By nature, I am a person who loves and embraces structure and order. I thrive when working within a plan and am flummoxed when someone says “just wing it!” Consequently, life has had its own set of special challenges for me. I didn’t expect to move five times in our first ten years of marriage (while having four children). I didn’t expect to have to cancel and/or reschedule commitments due to sick children, especially when I was trying my best to be responsible and make good decisions. And I didn’t expect to feel completely inadequate in navigating complicated relationships. Can you relate? If yes, then keep reading to hear what I’ve learned (mostly the hard way).

I changed my attitude towards the unexpected things in my life, accepting that life is full of unplanned situations and the “I’m in over my head” moments. I may not like it, but that doesn’t alter the facts. Giving myself permission to live a messy life where my days are not nice, neat, and orderly has been life changing. I re-defined what was normal. And I became less frustrated, less exhausted, and less whiny.  Knowing unexpected things will be a normal part of my life has given me a paradigm shift of unequaled importance. It made possible a new level of contentment in my heart and mind. When I expected life to go as planned, I was living in an imaginary universe. Have you found yourself in such a place? I get it.

So What Now?

Here are two suggestions to move from change-resistant thinking to change-acceptance thinking. . .

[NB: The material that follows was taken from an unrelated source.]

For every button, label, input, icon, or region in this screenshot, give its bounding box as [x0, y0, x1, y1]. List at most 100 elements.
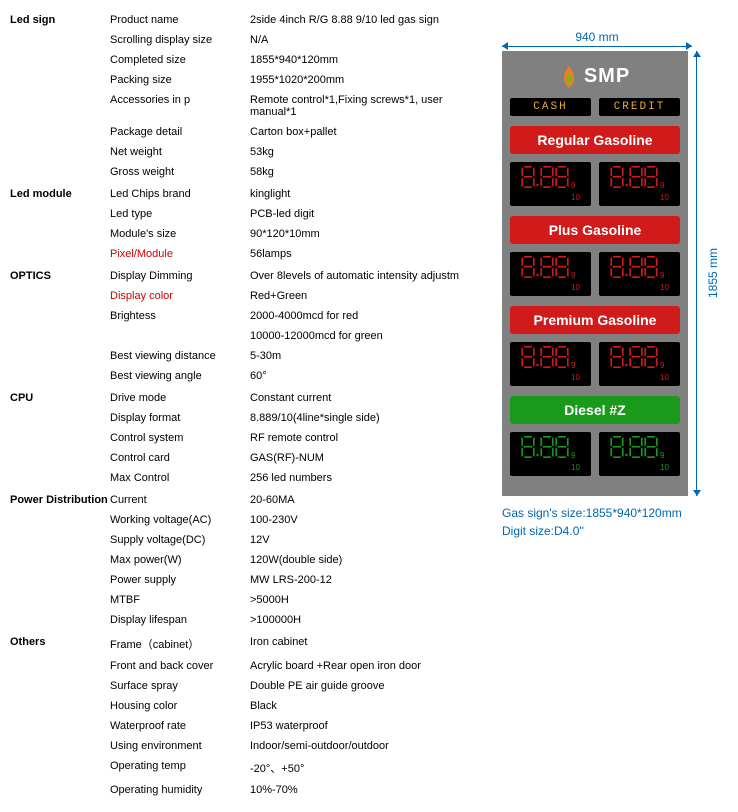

  1. Try reading a biography of someone who overcame adversity. Their story will inspire you and inspiration is something we all need these days. Last year I read The Boys in the Boat by Daniel James Brown and I gained a fresh perspective on my personal challenges.
  2. Memorize some scripture verses like Jeremiah 29:11 where we are told God has a plan for my life (a GOOD plan). His plan is still happening even if mine isn’t. Now that’s a comforting thought and one that helps me sleep at night. I hope it helps you, too.